El trabajo de investigación es un alegato sobre la forma de vida de McCandless, y de la falta de intencionalidad en su extraña muerte, que se presenta a la manera de un accidente de alpinismo, consecuencia de la delgada línea entre responsabilidad y fatalidad. Una muerte extraña por su sentido, extraña por las circunstancias. En principio, con algo de precaución y previsión él podría haber podido salir ileso de su periplo ártico.

Es un libro sobre la supervivencia, la búsqueda de los límites de la vida humana, la utopía de una vida presocial y parasocial, la de la Naturaleza que espera ser descubierta para darle sentido a la existencia humana que ella aún conserva. Todo en una clave muy liberal: el individuo frente a un estado cero (la Naturaleza salvaje) en una comunión que no anhela otra cosa que un paraíso perdido, un Edén netamente biológico.

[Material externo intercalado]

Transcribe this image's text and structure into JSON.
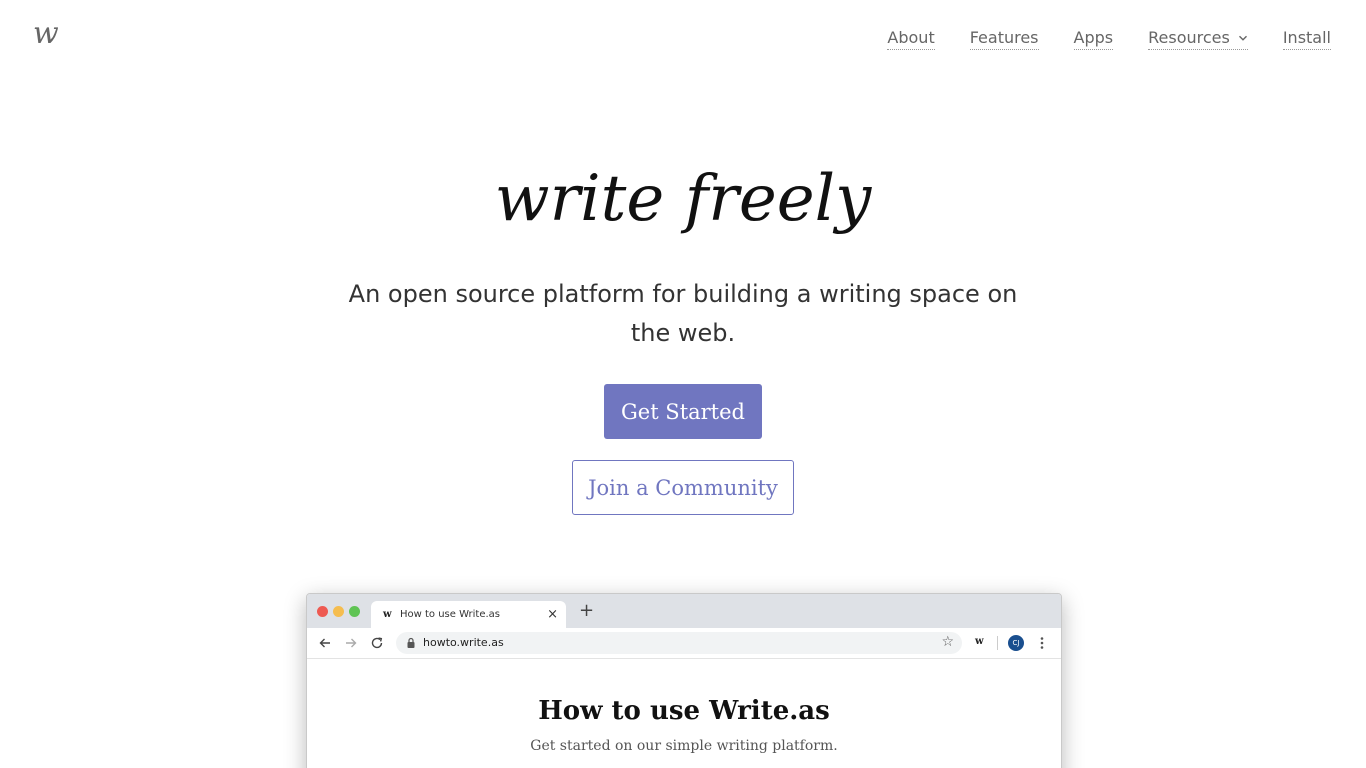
{
  "brand": {
    "logo_text": "w"
  },
  "nav": {
    "items": [
      {
        "label": "About"
      },
      {
        "label": "Features"
      },
      {
        "label": "Apps"
      },
      {
        "label": "Resources",
        "icon": "chevron-down-icon"
      },
      {
        "label": "Install"
      }
    ]
  },
  "hero": {
    "title": "write freely",
    "subtitle": "An open source platform for building a writing space on the web.",
    "primary_button": "Get Started",
    "secondary_button": "Join a Community"
  },
  "colors": {
    "accent": "#7076c0",
    "text": "#333333",
    "nav_text": "#666666"
  },
  "screenshot": {
    "tab_favicon": "w",
    "tab_title": "How to use Write.as",
    "tab_close": "×",
    "new_tab": "+",
    "url": "howto.write.as",
    "extension_label": "w",
    "avatar_initials": "CJ",
    "page_title": "How to use Write.as",
    "page_subtitle": "Get started on our simple writing platform."
  }
}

Al final ni lo uno, ni lo otro resulta ser tal en esta reconstrucción, en ella se destila la pregunta sobre las necesidades humanas, sobre las condiciones que hacen posible la vida, sobre su sentido. Por suerte no da respuestas, pero hila todos estos temas de una forma hermosa, comprensiva y empática. Krakauer tira de hilo que se va revelando como una auténtica maraña que acaba en un epílogo sobre semillas.

Una forma de contar que nos puede ser muy ilustrativa.

*Pean, Sean (Director). (2007). Into the Wild [Película]. Paramount Vantage.

**Tsing, A. L. (2015). La seta del fin del mundo. Capitán Swing, 2021.